The incoming SEC chair’s finances are complex. He has multiple trusts, sits on the board of multiple companies, and is the CEO of financial consultancy Patomak Global Partners. Companies often grant employees or board members life insurance policies, she said. “And it would make sense to have policies written specifically to pay to each of those trusts,” she added.

But Carson, the professor at the University of Georgia, believes the dozens of policies reflect something else: a decision by Atkins to purchase the life insurance of others.  

Such transactions are not uncommon. In some cases, a policy holder may decide the premiums are too expensive, or that they no longer need them to provide for loved ones.
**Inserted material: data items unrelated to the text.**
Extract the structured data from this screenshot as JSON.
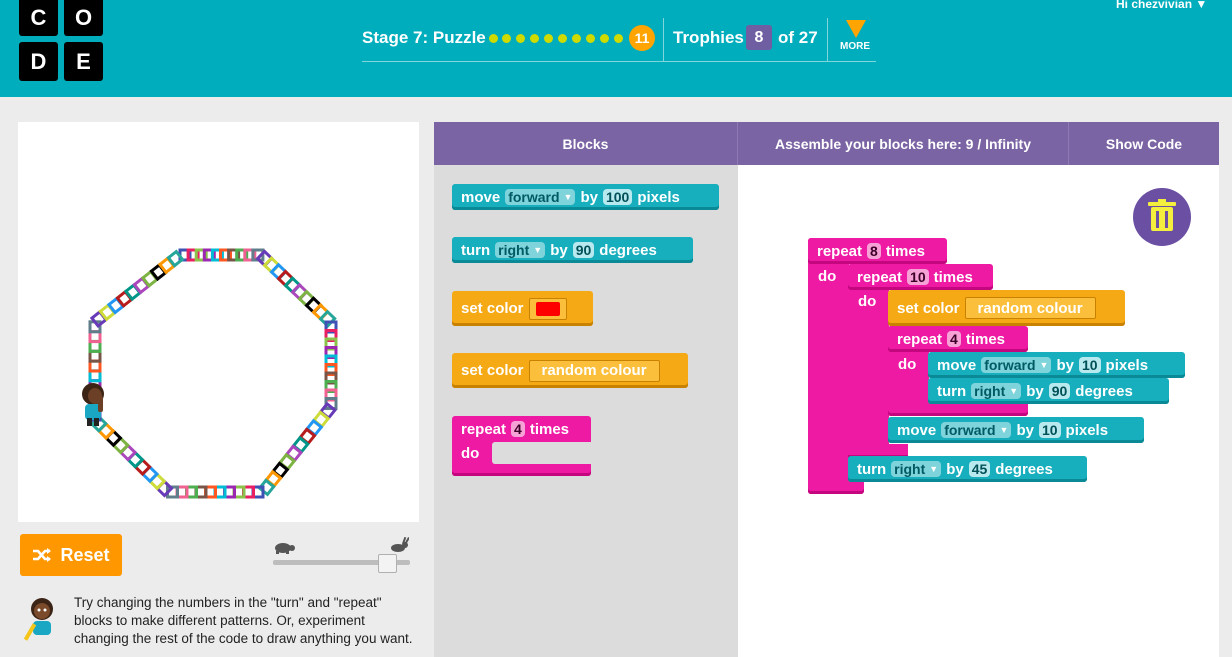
{
  "logo": {
    "letters": [
      "C",
      "O",
      "D",
      "E"
    ]
  },
  "header": {
    "stage_label": "Stage 7: Puzzle",
    "puzzle_number": "11",
    "trophies_label": "Trophies",
    "trophies_count": "8",
    "trophies_total": "of 27",
    "more_label": "MORE",
    "user_greeting": "Hi chezvivian"
  },
  "colors": {
    "header": "#00adbc",
    "toolbar": "#7b64a4",
    "teal_block": "#17aebd",
    "orange_block": "#f5a915",
    "pink_block": "#ef1aa3",
    "reset": "#ff9800"
  },
  "controls": {
    "reset_label": "Reset",
    "speed_slow_icon": "turtle-icon",
    "speed_fast_icon": "rabbit-icon",
    "speed_level": 0.95
  },
  "instructions": "Try changing the numbers in the \"turn\" and \"repeat\" blocks to make different patterns. Or, experiment changing the rest of the code to draw anything you want.",
  "toolbar": {
    "blocks_label": "Blocks",
    "assemble_label": "Assemble your blocks here: 9 / Infinity",
    "show_code_label": "Show Code"
  },
  "toolbox": {
    "move": {
      "kw": "move",
      "dir": "forward",
      "by": "by",
      "amount": "100",
      "unit": "pixels"
    },
    "turn": {
      "kw": "turn",
      "dir": "right",
      "by": "by",
      "amount": "90",
      "unit": "degrees"
    },
    "set_color": {
      "kw": "set color",
      "swatch": "#ff0000"
    },
    "set_random": {
      "kw": "set color",
      "value": "random colour"
    },
    "repeat": {
      "kw": "repeat",
      "count": "4",
      "times": "times",
      "do": "do"
    }
  },
  "program": {
    "outer_repeat": {
      "kw": "repeat",
      "count": "8",
      "times": "times",
      "do": "do"
    },
    "inner_repeat": {
      "kw": "repeat",
      "count": "10",
      "times": "times",
      "do": "do"
    },
    "set_color": {
      "kw": "set color",
      "value": "random colour"
    },
    "square_repeat": {
      "kw": "repeat",
      "count": "4",
      "times": "times",
      "do": "do"
    },
    "move_inner": {
      "kw": "move",
      "dir": "forward",
      "by": "by",
      "amount": "10",
      "unit": "pixels"
    },
    "turn_inner": {
      "kw": "turn",
      "dir": "right",
      "by": "by",
      "amount": "90",
      "unit": "degrees"
    },
    "move_outer": {
      "kw": "move",
      "dir": "forward",
      "by": "by",
      "amount": "10",
      "unit": "pixels"
    },
    "turn_outer": {
      "kw": "turn",
      "dir": "right",
      "by": "by",
      "amount": "45",
      "unit": "degrees"
    }
  }
}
Those who want to dump their life insurance can sell it back to the company that issued it for a “surrender value,” or a buyback price.

Policy sellers can, though, choose to sell to a third party that offers more than the original issuer. In these cases, the third party would continue to pay the policy’s premiums and, if the original seller were to die, receive the windfall. Those who buy another’s life insurance policy are betting on a person’s life. Will that person die soon enough to make the short-term pain of monthly or annual fees worth it?

Carson is convinced this is why Atkins has 54 life insurance policies. “This guy clearly likes to have a big pool of varied investments,” he said. “And I think these are investments.”

He pointed to the variety of issuers on Atkins’ disclosure document as well as the variation in value of the life insurance policies. Some are worth north of $1 million, and others lie between $1,000 and $15,000.

Atkins is currently in front of the Senate in a confirmation hearing on Thursday. He plans to or has already divested a large portion of his holdings, but not his life insurance policies, according to an ethics agreement.